SSCB’nin çöküşü ve neoliberalizmin yükselişi, birçok kurtuluş hareketinin sosyalist ideallerden ve Pan-Afrikanizm’den hızla uzaklaşmasına yol açtı. Soğuk Savaş sonrası Afrika hükümetleri için Pan-Afrikanizm çoğu durumda ya sembolik kaldı ya da tamamen yok oldu. İbrahim Traoré ve Sahel Devletleri İttifakı, işte bu eski hareketlerin hafızasını yeniden canlandırıyor ve ona güç kazandırıyor
Geçtiğimiz 9 Mayıs’ta, Nazi Almanyası’na karşı kazanılan zaferin 80. yıldönümü töreninde Moskova’daki Kızıl Meydan’da genç bir Afrikalı askerin varlığı, dünya jeopolitiğini izleyenlerin gözünden kaçmadı. Burkina Faso’nun, 30 Eylül 2022’de iktidara anti-kolonyalist bir söylemle gelen 38 yaşındaki cunta lideri İbrahim Traoré, Çin Devlet Başkanı Şi Jinping, Brezilya lideri Lula ve Rusya Devlet Başkanı Vladimir Putin gibi tecrübeli ve güçlü isimlerle aynı kürsüyü paylaştı. Rusya Devlet Başkanı, Rus silahlı kuvvetlerinin gücünün çarpıcı bir göstergesi olmasının yanı sıra, Çin ve Rusya liderliğindeki giderek güçlenen jeopolitik ittifakın da açık bir göstergesi olan kutlamada Traoré’ye önemli bir yer verdi. Traoré, askeri üniforması ve 1987’de suikaste kurban giden tarihi kişilik Burkina Faso devrimcisi Thomas Sankara’nın kırmızı beresini takmasıyla dikkat çekiyordu. Latin Amerikalılar içinse bu bere, Hugo Chávez’in de sembolüydü ve Traoré ile arasında azımsanmayacak ortak noktaları çağrıştırıyordu.

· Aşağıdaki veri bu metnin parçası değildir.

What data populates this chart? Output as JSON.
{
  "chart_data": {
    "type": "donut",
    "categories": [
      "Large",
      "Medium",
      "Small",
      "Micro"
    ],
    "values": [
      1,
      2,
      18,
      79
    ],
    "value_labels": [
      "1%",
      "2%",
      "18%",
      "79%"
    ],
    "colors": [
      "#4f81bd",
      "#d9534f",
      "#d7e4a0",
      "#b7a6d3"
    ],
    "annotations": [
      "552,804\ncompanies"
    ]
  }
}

Traoré, bundan birkaç gün önce yaşanan tarihi bir olaydan çıkıp geliyordu. 30 Nisan’da, kendisine destek için Afrika çapında bir yürüyüşü düzenlenmişti. Mağrip’ten Güney Afrika’ya kadar kıta genelindeki sol ve toplumsal hareketler, kendisine yönelik çok sayıda darbe girişimini ve komployu ifşa eden ve Nijer ve Mali’deki benzer hükümetlerden müttefikleriyle (yeni kurulan Sahel Devletleri İttifakı, AES) birlikte Fransız birliklerini ve ABD üslerini topraklarından kovan Burkina Faso liderine destek için harekete geçmişti. Afrika’nın başlıca başkentlerinde ve şehirlerinde gerçekleştirilen yürüyüş, Afrika halklarının sömürgeciliğe karşı birliğini savunan ve 1990’lardan beri unutulmuş gibi görünen siyasi ve ideolojik hareket Pan-Afrikanizm talebini dile getiriyordu. Böylece Traoré, sömürgeleştirilmiş Afrika halklarının kurtuluş mücadelesinin en güçlü damarını temsil eden akımın yeniden doğuşunun sembolüne dönüştü.

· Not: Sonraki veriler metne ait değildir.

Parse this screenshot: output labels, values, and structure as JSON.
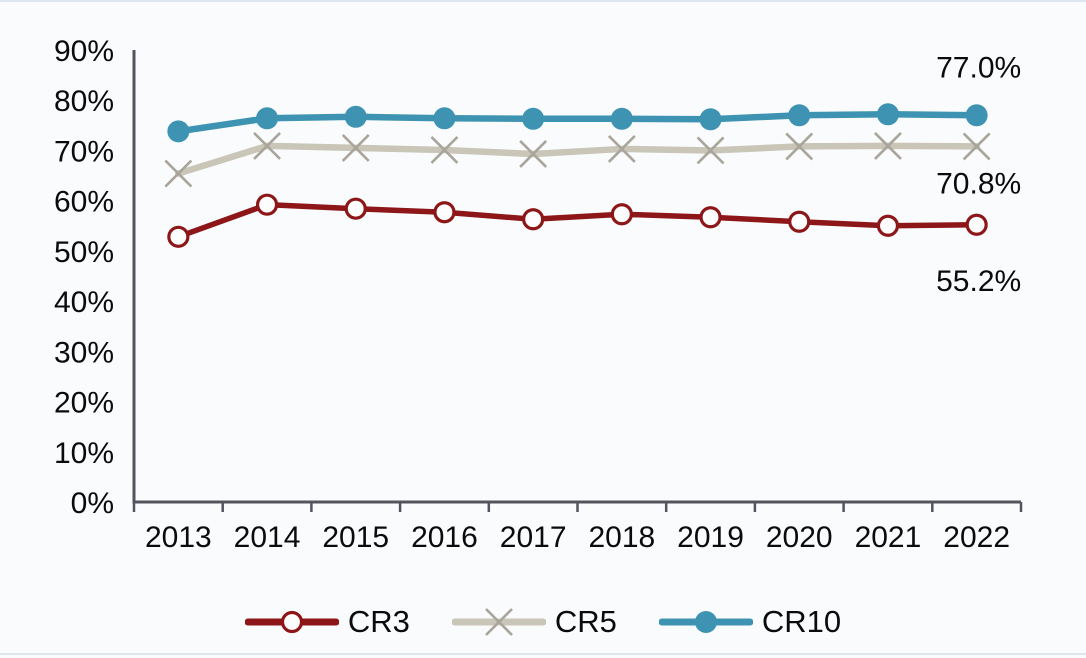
{
  "chart_data": {
    "type": "line",
    "title": "",
    "xlabel": "",
    "ylabel": "",
    "ylim": [
      0,
      90
    ],
    "grid": false,
    "legend_position": "bottom",
    "x_categories": [
      "2013",
      "2014",
      "2015",
      "2016",
      "2017",
      "2018",
      "2019",
      "2020",
      "2021",
      "2022"
    ],
    "y_tick_labels": [
      "90%",
      "80%",
      "70%",
      "60%",
      "50%",
      "40%",
      "30%",
      "20%",
      "10%",
      "0%"
    ],
    "series": [
      {
        "name": "CR3",
        "marker": "open-circle",
        "color": "#8c1618",
        "marker_color": "#8c1618",
        "values": [
          52.8,
          59.2,
          58.4,
          57.7,
          56.3,
          57.3,
          56.7,
          55.8,
          55.0,
          55.2
        ]
      },
      {
        "name": "CR5",
        "marker": "x",
        "color": "#c9c5b7",
        "marker_color": "#a9a59b",
        "values": [
          65.4,
          70.9,
          70.5,
          70.1,
          69.3,
          70.3,
          70.0,
          70.8,
          70.9,
          70.8
        ]
      },
      {
        "name": "CR10",
        "marker": "filled-circle",
        "color": "#3e93b2",
        "marker_color": "#3e93b2",
        "values": [
          73.8,
          76.4,
          76.7,
          76.4,
          76.3,
          76.3,
          76.2,
          77.0,
          77.2,
          77.0
        ]
      }
    ],
    "end_labels": [
      {
        "text": "77.0%",
        "series": "CR10"
      },
      {
        "text": "70.8%",
        "series": "CR5"
      },
      {
        "text": "55.2%",
        "series": "CR3"
      }
    ]
  },
  "colors": {
    "background": "#fafbfd",
    "edge_line": "#dfe5ee",
    "axis": "#54545e",
    "text": "#0b0b0d",
    "open_marker_fill": "#fdfdfe"
  }
}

İbrahim Traoré ve AES’teki müttefikleri, Sahel bölgesini 1960’ların başındaki bağımsızlıklarından bu yana Fransa İmparatorluğu’nun bıraktığı yeni sömürgeci bağlardan kurtarmak için çok somut bir mücadele yürütüyor. Bu mücadele, kamulaştırmaları, yoksul kesimlerin yaşamını iyileştirmeye dönük önlemleri ve yabancı askerlerin ülkeden çıkarılmasını kapsıyor. Tüm bunlar, aynı zamanda efsanevi Thomas Sankara’nın mirasının sahiplenilmesiyle iç içe. Marksist devrimci Sankara, 1980’lerin sonunda en yakın dostu ve sağ kolu Blaise Compaoré’nin ihanetiyle yarıda kalan devrimci bir sürecin öncüsüydü. Sankara kadar açık ve belirgin bir şekilde Marksist olmasa da Traoré, sadece beresiyle değil, aynı zamanda başkent Ouagadougou’daki ana caddenin adını Charles de Gaulle’den Thomas Sankara’ya değiştirmek gibi eylemleri ve sembolik jestleriyle de Sankara’nın imajını canlandırıyor.

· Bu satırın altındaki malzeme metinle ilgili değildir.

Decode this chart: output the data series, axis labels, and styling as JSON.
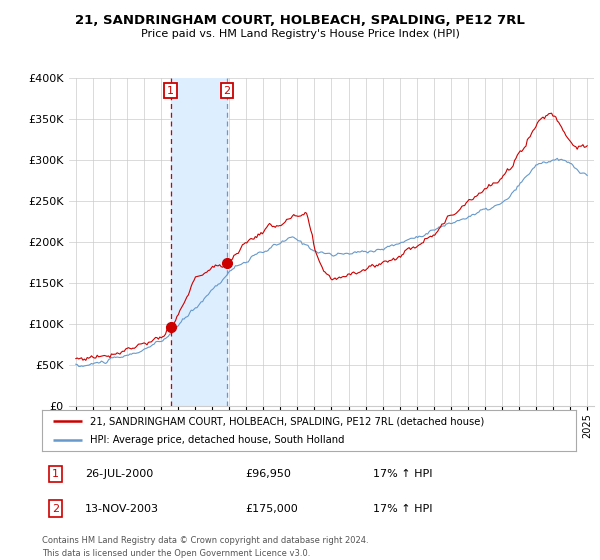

Tüm bu unsurlar, Traoré’yi Sahel halklarının bu siyasi yeniden doğuşunun öncü bir figürü haline getiriyor.
Sahel bölgesi, Sahra Çölü ile Gine Körfezi’nin tropikal bölgeleri ve kıtanın merkezi arasındaki geçişi belirleyen yarı kurak şerittir. Bu bölgedeki ülkeler, Afrika’nın en yoksulları arasında yer almaktadır. Özellikle son on yıllarda çölleşmenin ilerlemesi nedeniyle doğa koşulları açısından en elverişsiz durumda bulunanlardandır. 19. yüzyılın sonlarında sömürgeleştirilen bu topraklarda, Fransız İmparatorluğu’nun 1960’ların başındaki geri çekilişi her ne kadar kanlı savaşlar ya da isyanlar olmadan gerçekleşmiş olsa da, ardında neokolonyal boyunduruğun araçlarını bırakmıştır. Dahası, bu araçlar son yıllarda çoğunluğu eski sömürgeci metropol Fransa’dan, ama aynı zamanda ABD’den de gelen NATO askerlerinin yoğun varlığıyla daha da pekişti.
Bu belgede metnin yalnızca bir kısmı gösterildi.